Session: Distributional Shift and Systemic Risk
Chair: Lai Tian
Cluster: nan
Talk 1: Sample-average approximations for systemic risk measures
Speaker: Çağın Ararat
Abstract: We investigate the convergence properties of sample-average approximations (SAA) for set-valued systemic risk measures. We assume that the systemic risk measure is defined using a general aggregation function with some continuity properties and value-at-risk applied as a monetary risk measure. Our focus is on the theoretical convergence of its SAA under Wijsman and Hausdorff topologies for closed sets. After building the general theory, we provide an in-depth study of an important special case where the aggregation function is defined based on the Eisenberg-Noe network model. In this case, we provide mixed-integer programming formulations for calculating the SAA sets via their weighted-sum and norm-minimizing scalarizations. When value-at-risk is replaced with expectation, we also provide lower bounds on the required sample size for a sufficiently close SAA with high probability. Based on joint works with Wissam AlAli and Nurtai Meimanjan.
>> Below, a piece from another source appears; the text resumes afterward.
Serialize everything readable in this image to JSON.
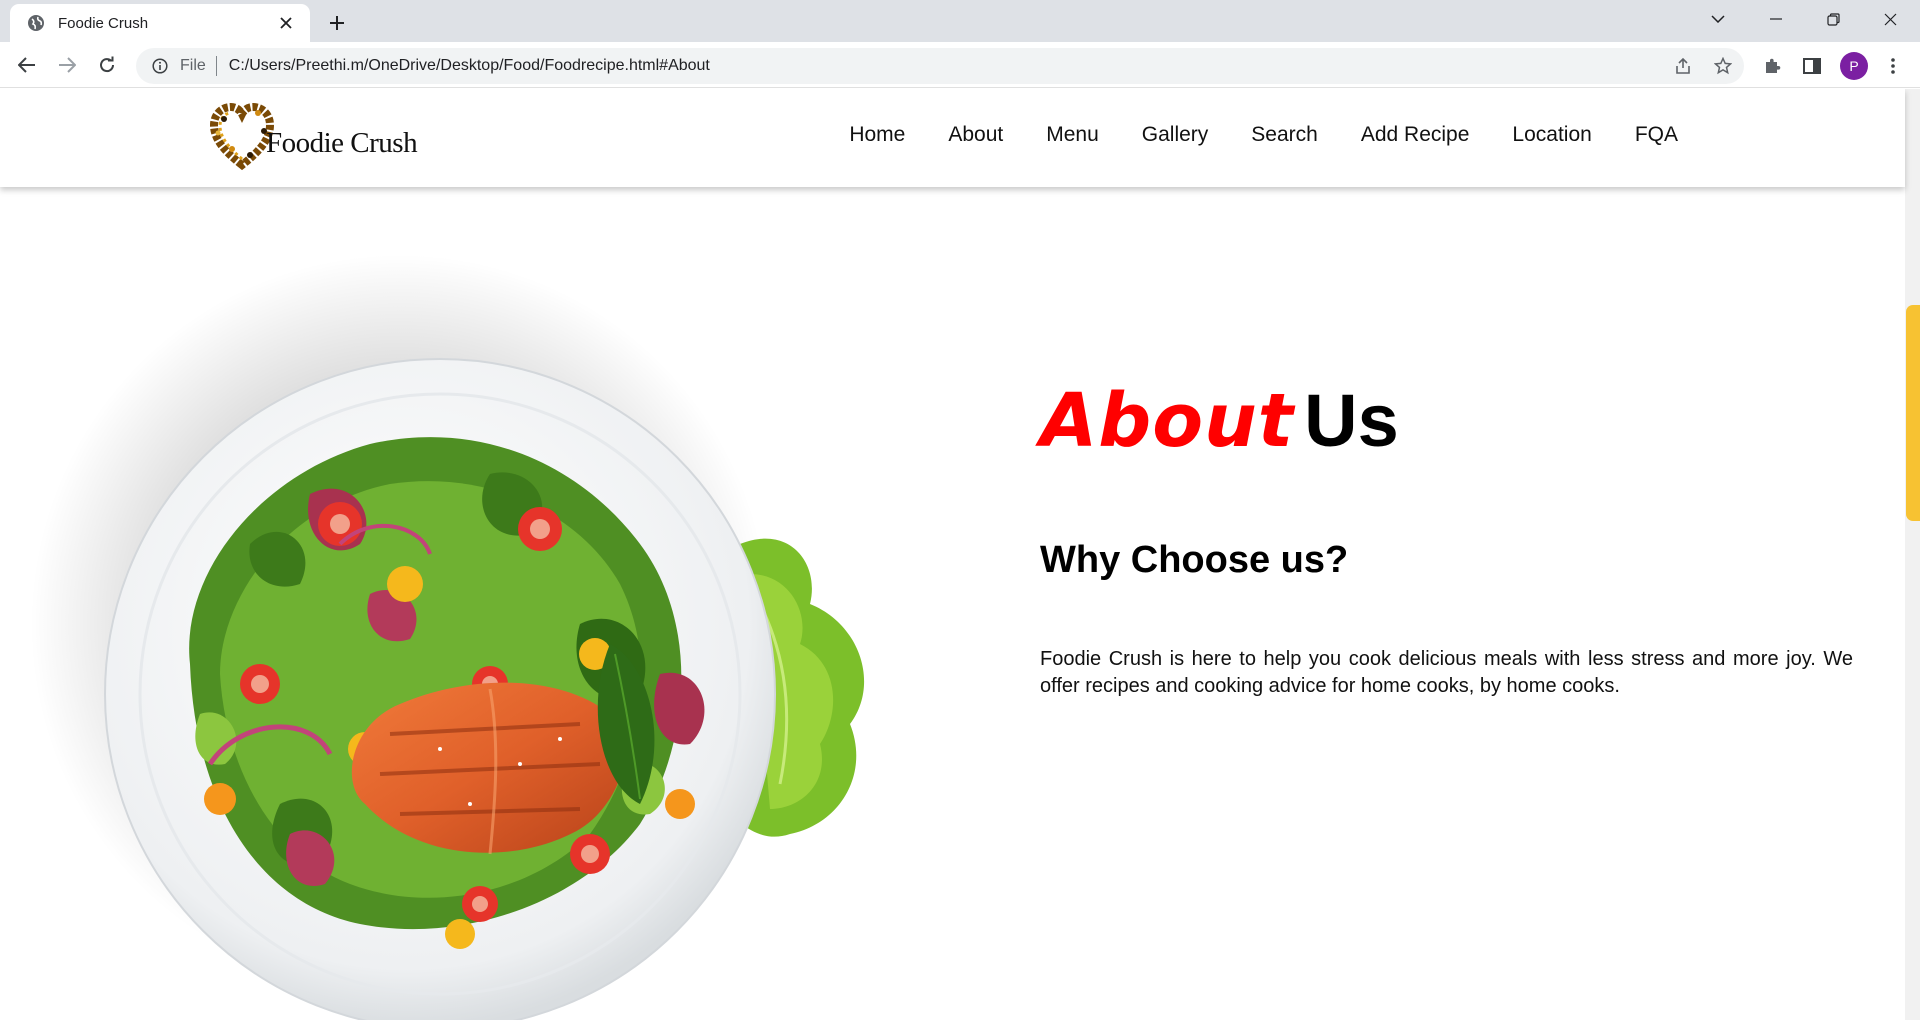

Talk 2: Mixed-feature Logistic Regression Robust to Distribution Shifts
Speaker: Qingshi Sun
Abstract: Logistic regression models are widely used in the social and behavioral sciences and in high-stakes domains, due to their simplicity and interpretability properties. At the same time, such domains are permeated by distribution shifts, where the distribution generating the data changes between training and deployment. In this paper, we study a distributionally robust logistic regression problem that seeks the model that will perform best against adversarial realizations of the data distribution drawn from a suitably constructed Wasserstein ambiguity set. Our model and solution approach differ from prior work in that we can capture settings where the likelihood of distribution shifts can vary across features, significantly broadening the applicability of our model relative to the state-of-the-art. We propose a graph-based solution approach that can be integrated into off-the-shelf optimization solvers. We evaluate the performance of our model and algorithms on numerous publicly available datasets. Our solution achieves a 408x speed-up relative to the state-of-the-art. Additionally, compared to the state-of-the-art, our model reduces average calibration error by up to 36.19% and worst-case calibration error by up to 41.70%, while increasing the average area under the ROC curve (AUC) by up to 18.02% and worst-case AUC by up to 48.37%.
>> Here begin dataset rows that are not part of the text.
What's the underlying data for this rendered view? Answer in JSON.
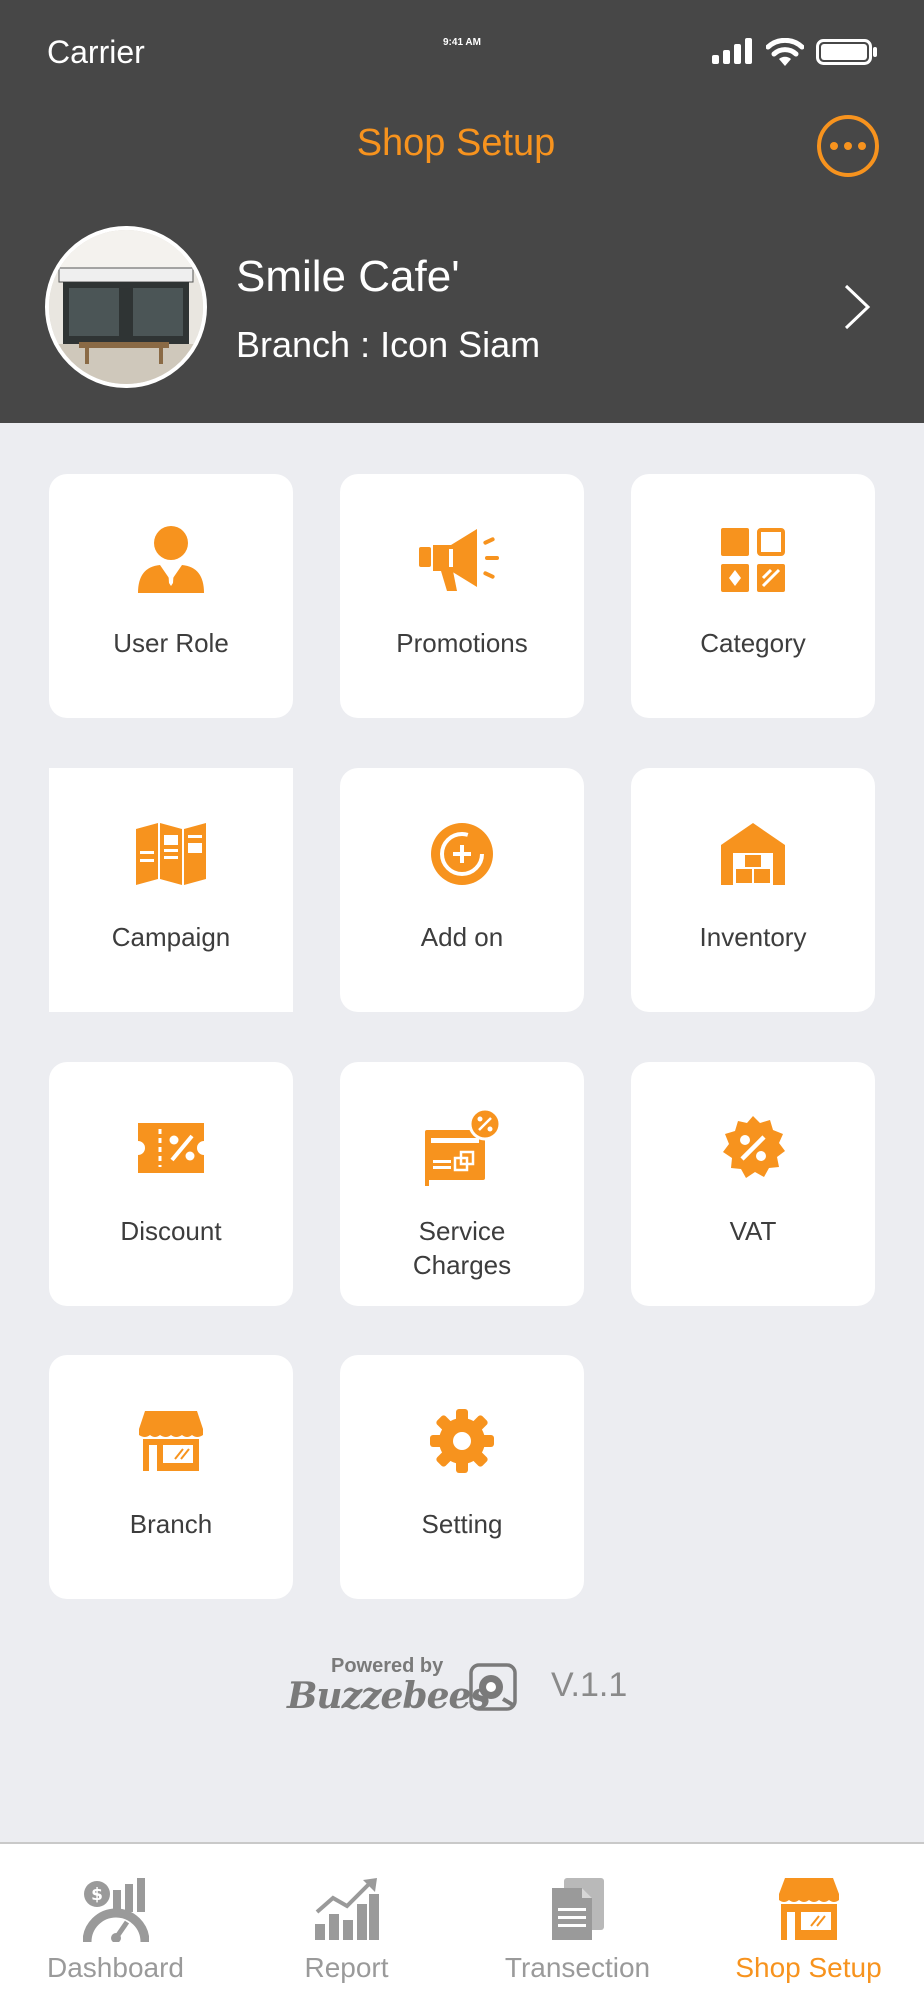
{
  "status_bar": {
    "carrier": "Carrier",
    "time": "9:41 AM"
  },
  "header": {
    "title": "Shop Setup"
  },
  "profile": {
    "shop_name": "Smile Cafe'",
    "branch": "Branch : Icon Siam"
  },
  "menu": [
    {
      "label": "User Role",
      "icon": "user-icon"
    },
    {
      "label": "Promotions",
      "icon": "megaphone-icon"
    },
    {
      "label": "Category",
      "icon": "category-icon"
    },
    {
      "label": "Campaign",
      "icon": "campaign-icon"
    },
    {
      "label": "Add on",
      "icon": "add-on-icon"
    },
    {
      "label": "Inventory",
      "icon": "warehouse-icon"
    },
    {
      "label": "Discount",
      "icon": "discount-ticket-icon"
    },
    {
      "label": "Service\nCharges",
      "icon": "service-charge-icon"
    },
    {
      "label": "VAT",
      "icon": "vat-badge-icon"
    },
    {
      "label": "Branch",
      "icon": "store-icon"
    },
    {
      "label": "Setting",
      "icon": "gear-icon"
    }
  ],
  "footer": {
    "powered_by": "Powered by",
    "brand": "Buzzebees",
    "version": "V.1.1"
  },
  "tabs": [
    {
      "label": "Dashboard",
      "icon": "dashboard-icon"
    },
    {
      "label": "Report",
      "icon": "report-chart-icon"
    },
    {
      "label": "Transection",
      "icon": "document-icon"
    },
    {
      "label": "Shop Setup",
      "icon": "shop-icon"
    }
  ],
  "colors": {
    "accent": "#F7931E",
    "header_bg": "#474747",
    "page_bg": "#ECEDF1",
    "inactive": "#9A9A9A"
  }
}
Talk 3: Stabilizing Stochastic Programs with Rockafellian Relaxation: Theoretical Results and Chance-Constrained Applications
Speaker: Lai Tian
Abstract: Solutions of a stochastic optimization problem tend to change disproportionally under small changes to its probability distribution. This sensitivity is particularly concerning, as it is virtually impossible to identify the “correct” distribution in real-world applications. In this talk, we demonstrate how Rockafellian relaxations provide a principled and effective approach to improving the stability of solutions under distributional changes. Unlike previous efforts that primarily focus on finite or discrete distributions, our framework accommodates general Borel probability measures and handles discontinuous integrands, such as those arising in chance-constrained formulations. These advances broaden the scope of robust solution techniques in modern stochastic optimization.